We (as a company) were hosting one of our websites on a ramhost node in Germany (vz60 to be more precise)
never had any problems with it in the past year or so, but today was that Murphy's law day when we emailed one of our partners and linked to a file on the site in some important mail exchange, and we were waiting for his reply. Then we received an alert from our monitoring system that the website is down. We said ok, it will be back in a few minutes. A few hours passed and the machine was still offline. We checked Ramhost's status page and that node was the only one offline. One hour ago or so Ramhost published an announcement that the node's hard-drives were seized by the German authorities.
Notice available here: http://paste.ee/r/KCzXn
Well, ok - we said. We have backups, no worries. We are reasonable customers and don't just host things since yesterday, but what really catched my attention was the following phrase:
"Unfortunately, any backups we had of this server were also stored on drives mounted in this server - those
were seized by the German Police along with the primary hard drives."
And THAT'S the thing to worry about!
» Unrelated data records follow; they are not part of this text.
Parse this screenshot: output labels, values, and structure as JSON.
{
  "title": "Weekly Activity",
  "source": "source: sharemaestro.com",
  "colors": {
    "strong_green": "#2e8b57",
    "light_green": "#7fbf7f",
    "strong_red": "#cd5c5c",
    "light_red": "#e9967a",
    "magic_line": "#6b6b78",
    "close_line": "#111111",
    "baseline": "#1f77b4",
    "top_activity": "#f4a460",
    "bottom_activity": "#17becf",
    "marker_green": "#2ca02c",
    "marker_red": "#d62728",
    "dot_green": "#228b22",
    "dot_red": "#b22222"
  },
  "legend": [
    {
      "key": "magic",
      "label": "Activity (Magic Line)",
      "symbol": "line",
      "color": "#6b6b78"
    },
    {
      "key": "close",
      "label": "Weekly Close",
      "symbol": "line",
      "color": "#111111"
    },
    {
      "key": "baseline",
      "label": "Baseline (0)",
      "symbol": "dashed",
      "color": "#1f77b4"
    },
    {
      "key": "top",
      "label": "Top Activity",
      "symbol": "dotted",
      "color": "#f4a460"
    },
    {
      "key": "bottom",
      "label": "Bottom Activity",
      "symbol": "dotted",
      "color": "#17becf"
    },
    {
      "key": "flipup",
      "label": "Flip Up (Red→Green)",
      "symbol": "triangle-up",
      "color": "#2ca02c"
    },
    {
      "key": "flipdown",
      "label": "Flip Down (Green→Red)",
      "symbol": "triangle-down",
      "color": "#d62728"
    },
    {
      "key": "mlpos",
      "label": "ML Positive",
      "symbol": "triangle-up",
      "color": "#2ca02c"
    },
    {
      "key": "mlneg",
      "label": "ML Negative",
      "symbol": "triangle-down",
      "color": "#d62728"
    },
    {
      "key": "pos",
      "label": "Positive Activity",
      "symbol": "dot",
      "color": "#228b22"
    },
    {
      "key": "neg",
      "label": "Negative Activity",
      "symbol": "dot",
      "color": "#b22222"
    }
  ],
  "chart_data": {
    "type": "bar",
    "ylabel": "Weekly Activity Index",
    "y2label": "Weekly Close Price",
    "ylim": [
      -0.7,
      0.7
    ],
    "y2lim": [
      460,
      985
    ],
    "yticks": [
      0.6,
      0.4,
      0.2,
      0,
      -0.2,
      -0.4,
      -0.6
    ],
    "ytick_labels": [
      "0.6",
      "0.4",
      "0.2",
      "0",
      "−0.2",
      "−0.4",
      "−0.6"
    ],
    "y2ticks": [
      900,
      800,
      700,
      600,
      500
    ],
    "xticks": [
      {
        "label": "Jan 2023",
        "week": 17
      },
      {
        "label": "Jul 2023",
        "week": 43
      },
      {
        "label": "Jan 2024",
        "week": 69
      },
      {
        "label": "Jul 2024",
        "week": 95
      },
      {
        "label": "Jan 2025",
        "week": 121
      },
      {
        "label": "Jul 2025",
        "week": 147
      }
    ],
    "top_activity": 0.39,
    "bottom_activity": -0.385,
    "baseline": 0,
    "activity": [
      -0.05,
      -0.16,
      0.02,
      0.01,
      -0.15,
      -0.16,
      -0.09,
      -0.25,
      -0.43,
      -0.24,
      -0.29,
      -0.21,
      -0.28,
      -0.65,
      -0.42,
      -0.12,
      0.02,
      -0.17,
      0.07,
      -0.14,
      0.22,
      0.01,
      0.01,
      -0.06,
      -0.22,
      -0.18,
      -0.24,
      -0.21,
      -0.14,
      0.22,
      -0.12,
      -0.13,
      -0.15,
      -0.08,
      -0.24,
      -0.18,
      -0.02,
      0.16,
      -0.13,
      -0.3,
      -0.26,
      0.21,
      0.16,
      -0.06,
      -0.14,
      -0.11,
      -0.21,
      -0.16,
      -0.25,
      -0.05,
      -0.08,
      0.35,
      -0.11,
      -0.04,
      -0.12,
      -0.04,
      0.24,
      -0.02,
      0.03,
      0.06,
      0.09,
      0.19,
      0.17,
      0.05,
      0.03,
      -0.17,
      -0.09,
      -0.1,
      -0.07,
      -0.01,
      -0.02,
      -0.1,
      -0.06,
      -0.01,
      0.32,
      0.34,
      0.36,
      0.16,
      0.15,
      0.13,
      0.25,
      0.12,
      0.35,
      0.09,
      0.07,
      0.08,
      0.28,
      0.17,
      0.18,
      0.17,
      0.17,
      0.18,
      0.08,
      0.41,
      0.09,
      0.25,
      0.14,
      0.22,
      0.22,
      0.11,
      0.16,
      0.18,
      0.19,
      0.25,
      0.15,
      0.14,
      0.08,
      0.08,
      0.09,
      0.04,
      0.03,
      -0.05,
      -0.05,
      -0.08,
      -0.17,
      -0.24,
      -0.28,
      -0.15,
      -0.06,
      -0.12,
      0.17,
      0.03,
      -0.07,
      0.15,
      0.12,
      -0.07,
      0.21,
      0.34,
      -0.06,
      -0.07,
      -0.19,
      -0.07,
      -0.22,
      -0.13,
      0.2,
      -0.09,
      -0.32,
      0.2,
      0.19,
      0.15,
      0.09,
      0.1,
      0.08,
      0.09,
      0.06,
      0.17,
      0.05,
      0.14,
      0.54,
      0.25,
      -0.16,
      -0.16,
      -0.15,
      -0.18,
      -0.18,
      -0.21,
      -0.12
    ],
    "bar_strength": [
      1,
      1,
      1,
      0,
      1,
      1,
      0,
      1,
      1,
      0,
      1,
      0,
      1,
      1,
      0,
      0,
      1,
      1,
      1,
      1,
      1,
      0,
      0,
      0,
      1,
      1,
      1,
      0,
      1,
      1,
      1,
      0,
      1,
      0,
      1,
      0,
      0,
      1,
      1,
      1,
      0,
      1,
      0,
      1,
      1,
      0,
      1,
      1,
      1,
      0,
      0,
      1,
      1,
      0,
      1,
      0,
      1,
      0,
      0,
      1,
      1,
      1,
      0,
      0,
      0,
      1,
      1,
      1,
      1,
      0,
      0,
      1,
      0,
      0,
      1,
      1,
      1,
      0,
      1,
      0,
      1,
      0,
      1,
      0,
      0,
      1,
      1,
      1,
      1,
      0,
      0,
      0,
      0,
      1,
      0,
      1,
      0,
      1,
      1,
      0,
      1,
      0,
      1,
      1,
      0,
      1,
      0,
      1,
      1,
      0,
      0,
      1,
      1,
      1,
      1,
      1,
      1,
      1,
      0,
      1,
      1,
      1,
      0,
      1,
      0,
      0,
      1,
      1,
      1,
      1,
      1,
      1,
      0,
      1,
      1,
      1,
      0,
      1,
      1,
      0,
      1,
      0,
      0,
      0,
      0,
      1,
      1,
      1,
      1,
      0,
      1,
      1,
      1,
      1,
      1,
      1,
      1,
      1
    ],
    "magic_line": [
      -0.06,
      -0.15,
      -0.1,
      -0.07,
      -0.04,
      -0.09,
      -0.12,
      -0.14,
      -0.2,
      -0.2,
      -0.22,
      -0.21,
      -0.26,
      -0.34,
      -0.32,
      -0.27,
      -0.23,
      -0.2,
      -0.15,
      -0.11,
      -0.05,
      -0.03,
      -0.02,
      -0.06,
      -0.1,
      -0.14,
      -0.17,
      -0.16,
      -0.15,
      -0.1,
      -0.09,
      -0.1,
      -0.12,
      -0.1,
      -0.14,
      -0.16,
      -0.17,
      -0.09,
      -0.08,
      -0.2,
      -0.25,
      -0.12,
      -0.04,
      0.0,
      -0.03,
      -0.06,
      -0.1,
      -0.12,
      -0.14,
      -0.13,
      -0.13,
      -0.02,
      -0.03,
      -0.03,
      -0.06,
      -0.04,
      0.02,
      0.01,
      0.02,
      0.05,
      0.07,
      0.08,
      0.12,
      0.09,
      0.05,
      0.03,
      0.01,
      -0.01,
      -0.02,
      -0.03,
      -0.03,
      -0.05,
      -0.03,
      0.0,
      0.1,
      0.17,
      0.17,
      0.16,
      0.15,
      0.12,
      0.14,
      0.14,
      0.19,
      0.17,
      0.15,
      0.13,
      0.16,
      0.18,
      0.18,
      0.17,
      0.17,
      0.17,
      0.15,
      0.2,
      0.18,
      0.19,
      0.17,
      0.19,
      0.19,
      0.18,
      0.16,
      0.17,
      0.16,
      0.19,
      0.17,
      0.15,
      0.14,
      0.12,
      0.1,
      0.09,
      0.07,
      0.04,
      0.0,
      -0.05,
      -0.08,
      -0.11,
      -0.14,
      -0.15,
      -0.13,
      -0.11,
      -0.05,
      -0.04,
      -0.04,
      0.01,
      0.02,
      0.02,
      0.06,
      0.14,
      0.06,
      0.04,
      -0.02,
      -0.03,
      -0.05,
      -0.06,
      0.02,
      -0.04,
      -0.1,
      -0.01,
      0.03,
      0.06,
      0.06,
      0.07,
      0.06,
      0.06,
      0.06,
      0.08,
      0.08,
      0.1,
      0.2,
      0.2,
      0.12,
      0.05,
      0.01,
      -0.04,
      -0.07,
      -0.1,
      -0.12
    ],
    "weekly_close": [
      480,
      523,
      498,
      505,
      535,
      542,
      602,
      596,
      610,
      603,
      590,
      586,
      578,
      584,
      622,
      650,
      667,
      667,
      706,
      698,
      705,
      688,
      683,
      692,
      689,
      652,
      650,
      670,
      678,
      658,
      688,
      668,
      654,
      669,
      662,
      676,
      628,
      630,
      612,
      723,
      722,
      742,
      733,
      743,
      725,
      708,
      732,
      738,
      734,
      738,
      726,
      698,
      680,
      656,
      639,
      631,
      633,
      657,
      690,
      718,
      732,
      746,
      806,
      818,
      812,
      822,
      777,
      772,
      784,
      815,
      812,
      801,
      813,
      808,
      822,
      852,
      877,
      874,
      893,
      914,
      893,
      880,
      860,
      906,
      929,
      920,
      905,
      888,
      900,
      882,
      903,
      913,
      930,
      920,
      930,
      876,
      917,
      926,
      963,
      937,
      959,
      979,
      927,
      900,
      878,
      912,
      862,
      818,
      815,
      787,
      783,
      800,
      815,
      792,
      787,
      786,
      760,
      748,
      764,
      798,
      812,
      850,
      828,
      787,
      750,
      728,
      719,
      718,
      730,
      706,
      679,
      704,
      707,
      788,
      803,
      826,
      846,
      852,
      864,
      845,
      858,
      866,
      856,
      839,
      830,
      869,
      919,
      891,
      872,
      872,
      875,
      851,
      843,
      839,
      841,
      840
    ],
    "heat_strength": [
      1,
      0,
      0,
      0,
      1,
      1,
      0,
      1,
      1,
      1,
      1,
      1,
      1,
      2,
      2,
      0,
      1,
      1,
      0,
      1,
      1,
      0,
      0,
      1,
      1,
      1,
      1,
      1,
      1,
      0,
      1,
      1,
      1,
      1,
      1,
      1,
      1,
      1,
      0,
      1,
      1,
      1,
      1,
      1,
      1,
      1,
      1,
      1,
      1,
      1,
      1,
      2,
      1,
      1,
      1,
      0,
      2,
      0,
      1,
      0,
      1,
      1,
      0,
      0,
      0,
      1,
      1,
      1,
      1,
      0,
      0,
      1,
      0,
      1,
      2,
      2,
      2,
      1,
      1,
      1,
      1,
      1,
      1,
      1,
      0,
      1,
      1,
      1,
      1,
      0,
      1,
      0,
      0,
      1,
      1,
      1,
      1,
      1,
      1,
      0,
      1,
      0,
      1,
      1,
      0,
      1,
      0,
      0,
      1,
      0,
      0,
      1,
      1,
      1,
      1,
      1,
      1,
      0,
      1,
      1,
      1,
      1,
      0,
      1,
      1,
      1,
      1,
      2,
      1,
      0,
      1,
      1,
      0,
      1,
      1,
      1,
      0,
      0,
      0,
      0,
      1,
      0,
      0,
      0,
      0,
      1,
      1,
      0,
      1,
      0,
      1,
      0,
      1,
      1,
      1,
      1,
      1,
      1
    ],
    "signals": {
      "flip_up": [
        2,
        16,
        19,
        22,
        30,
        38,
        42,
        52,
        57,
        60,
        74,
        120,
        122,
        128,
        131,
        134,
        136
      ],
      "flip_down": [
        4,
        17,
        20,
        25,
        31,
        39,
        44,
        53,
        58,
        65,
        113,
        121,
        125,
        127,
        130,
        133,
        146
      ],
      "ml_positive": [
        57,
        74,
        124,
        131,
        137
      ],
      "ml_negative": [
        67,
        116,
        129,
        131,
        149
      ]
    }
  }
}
Whoever provides hosting services along with backups should not host the backups on the same machine. Call it common sense rule/good practice or however you want.
Sure - some hosting companies can simply say in the TOS/service agreement/description that they do not provide backups.
But anyway, if you are a hosting company and you store your backups on the same machine, you're doing it wrong. It's kind of better if you don't do it at all - ironically but it sounds better.
I take this opportunity given the unfavorable circumstances to raise some awareness for both hosting providers and customers: "No backups" is better than "stupid backups" - and it would be interesting for the community to know how other providers are doing the backups.